In contrast, others come to unwind on the Atlantic beaches and surf during the winter season. The city is known for its gritty, authentic insight into modern Moroccan life. Still, some visitors are attracted by the romance of the movie "Casablanca."
The city of Casablanca is the country's primary gateway, as it has the country's only international airport. In addition to being Morocco's business hub and industrial heart, Casablanca boasts a modern swagger unmatched anywhere else in the country. Apart from these, it has several other things to do,some of which are listed below.
Morocco is known for its crafts, and Mosque Hassan II is a perfect example of that craftsmanship. This mosque is at its finest on a staggering scale. Hassan II is one of the largest mosques in Africa and the only mosque open for non-Muslims. But to enter, you need to dress appropriately. Its 210-foot minaret, the stone structure, and a platform jutting into the water make it the most iconic landmark in Casablanca.
The Medina means the old city district doesn’t have the same historic atmosphere as the medinas of Marrakesh and Fez. However, the maze-like tumble of alleys is still an exciting place to visit. There is more friendliness and lower pressure in Casablanca than in other cities where vendors are dependent on tourists for their livelihoods. Moreover, this place is a combination of residential and market streets, so it is a great place to experience the pulse of Casablanca life. In the Medina's southern section, there are also some interesting Koubbas (shrines) dedicated to the holy men of the Muslim faith.
A boardwalk lined with palm trees and palm trees stretches for several kilometers from Casablanca's oceanfront. Private beach clubs line the beach, which slopes gently to the sea. Other attractions include hotels, restaurants, fast-food chains, bars, nightclubs, hookah parlors, etc. There are two giant shopping malls at the west end, the enormous Morocco Mall and Parc Sindibad. Several of Casablanca's most lavish homes are located in the eastern Anfa neighborhood behind the Corniche. Watch the sunset on a terrace at a cafe along the Corniche late in the afternoon while strolling by the Atlantic.

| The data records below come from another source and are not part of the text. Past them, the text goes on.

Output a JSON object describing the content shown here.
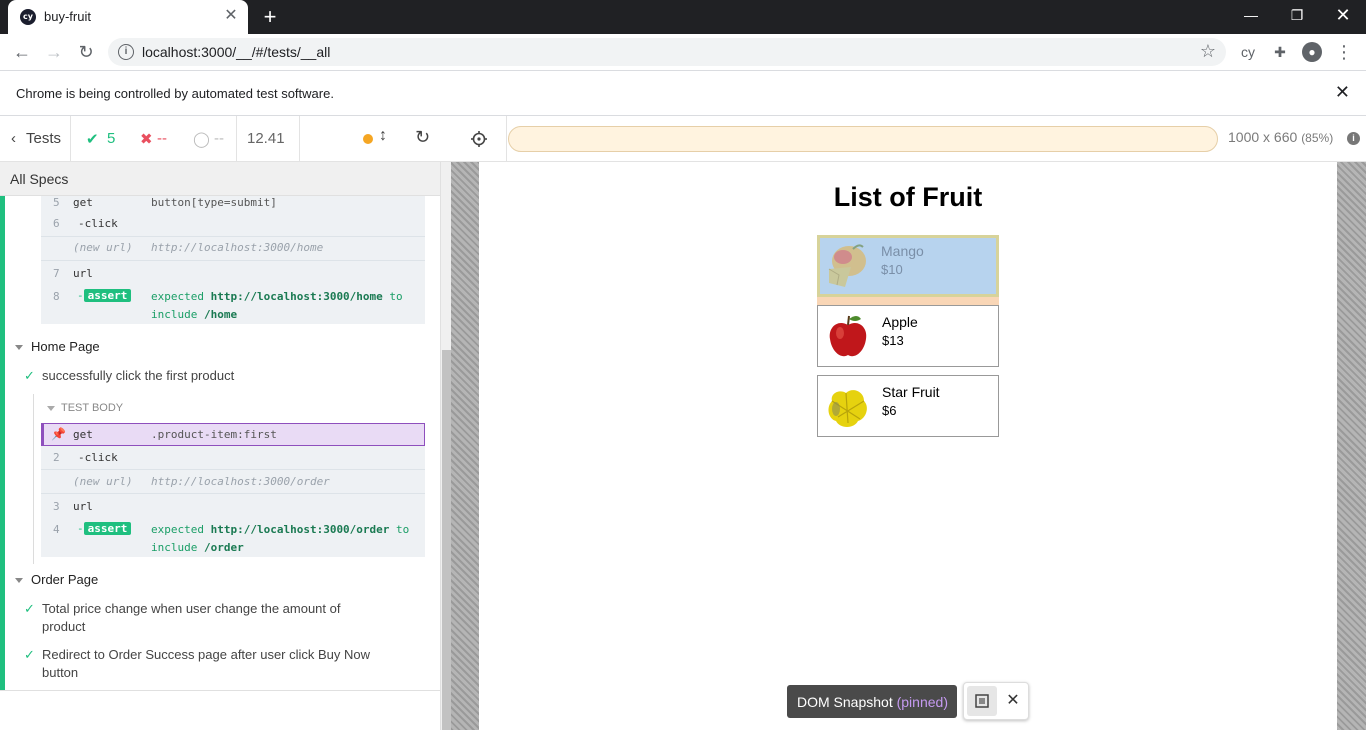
{
  "browser": {
    "tab_title": "buy-fruit",
    "favicon_text": "cy",
    "url": "localhost:3000/__/#/tests/__all",
    "infobar_message": "Chrome is being controlled by automated test software."
  },
  "reporter": {
    "tests_label": "Tests",
    "passed": "5",
    "failed": "--",
    "pending": "--",
    "duration": "12.41",
    "all_specs": "All Specs",
    "commands_top": [
      {
        "num": "5",
        "name": "get",
        "msg": "button[type=submit]"
      },
      {
        "num": "6",
        "name": "-click",
        "msg": ""
      },
      {
        "num": "",
        "name": "(new url)",
        "msg": "http://localhost:3000/home"
      },
      {
        "num": "7",
        "name": "url",
        "msg": ""
      },
      {
        "num": "8",
        "name": "-assert",
        "expected": "expected",
        "value": "http://localhost:3000/home",
        "to": "to",
        "include": "include",
        "target": "/home"
      }
    ],
    "suites": [
      {
        "title": "Home Page",
        "tests": [
          {
            "title": "successfully click the first product"
          }
        ],
        "test_body_label": "TEST BODY",
        "commands": [
          {
            "num": "",
            "name": "get",
            "msg": ".product-item:first"
          },
          {
            "num": "2",
            "name": "-click",
            "msg": ""
          },
          {
            "num": "",
            "name": "(new url)",
            "msg": "http://localhost:3000/order"
          },
          {
            "num": "3",
            "name": "url",
            "msg": ""
          },
          {
            "num": "4",
            "name": "-assert",
            "expected": "expected",
            "value": "http://localhost:3000/order",
            "to": "to",
            "include": "include",
            "target": "/order"
          }
        ]
      },
      {
        "title": "Order Page",
        "tests": [
          {
            "title_line1": "Total price change when user change the amount of",
            "title_line2": "product"
          },
          {
            "title_line1": "Redirect to Order Success page after user click Buy Now",
            "title_line2": "button"
          }
        ]
      }
    ]
  },
  "aut": {
    "viewport": "1000 x 660",
    "scale": "(85%)",
    "page_title": "List of Fruit",
    "products": [
      {
        "name": "Mango",
        "price": "$10"
      },
      {
        "name": "Apple",
        "price": "$13"
      },
      {
        "name": "Star Fruit",
        "price": "$6"
      }
    ],
    "snapshot_label": "DOM Snapshot",
    "snapshot_pinned": "(pinned)"
  },
  "colors": {
    "pass": "#1fbf7f",
    "fail": "#e94f5f",
    "highlight": "#e9dbf5",
    "highlight_border": "#8e4fbd",
    "mango_overlay": "#b7d3ee"
  }
}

On Rue du chasseur Jules Cros, a museum dedicated to Judaism in the Arab world name – Museum of Moroccan Judaism. Casablanca has around 4,500 people and is located in the European City. There are kosher restaurants, a Jewish school, and community centers. It was founded in 1997 in a former orphanage for Jewish children, dating back to 1948. A particular highlight of this section comes from the revised 2011 constitution of Morocco, which refers to Jewish influences as a cornerstone of the country's unity. Another must-see is Moroccan,Saul Cohen's recreated jewelry-making workshop that displays his tools and workbench. A menorah, mezuzahs, the 1944 bimah from the city's Beni-Issakhar Synagogue, and a variety of costumes and jewelry are just a few examples of the artworks found at the museum.
Casablanca’s Cathedral was built in the 1930s and is a graceful architecture with a harmonious blend of both Moroccan and European styles. Unfortunately, the area has been neglected for many decades and now needs serious restoration. Despite the deterioration of the structure, it is still a beautiful building. A guard will open the doors for you if you knock on the door and offer him a tip in exchange for a look at the Cathedral's interior. The modernist-style Notre Dame de Lourdes (on Boulevard Mohamed Zerktouni) is another beautiful church in downtown Casablanca. Built-in the 1950s, it is illuminated by a large stained-glass window.
Although Casablanca is a year-round destination, the summer season from June to August is considered the ideal time to visit the port. The weather remains warm and dry, although not as uncomfortably hot as it is in Morocco’s interior cities at this time. Moreover, some important cultural festivals of Morocco are held in summer, including the Festival de Casablanca.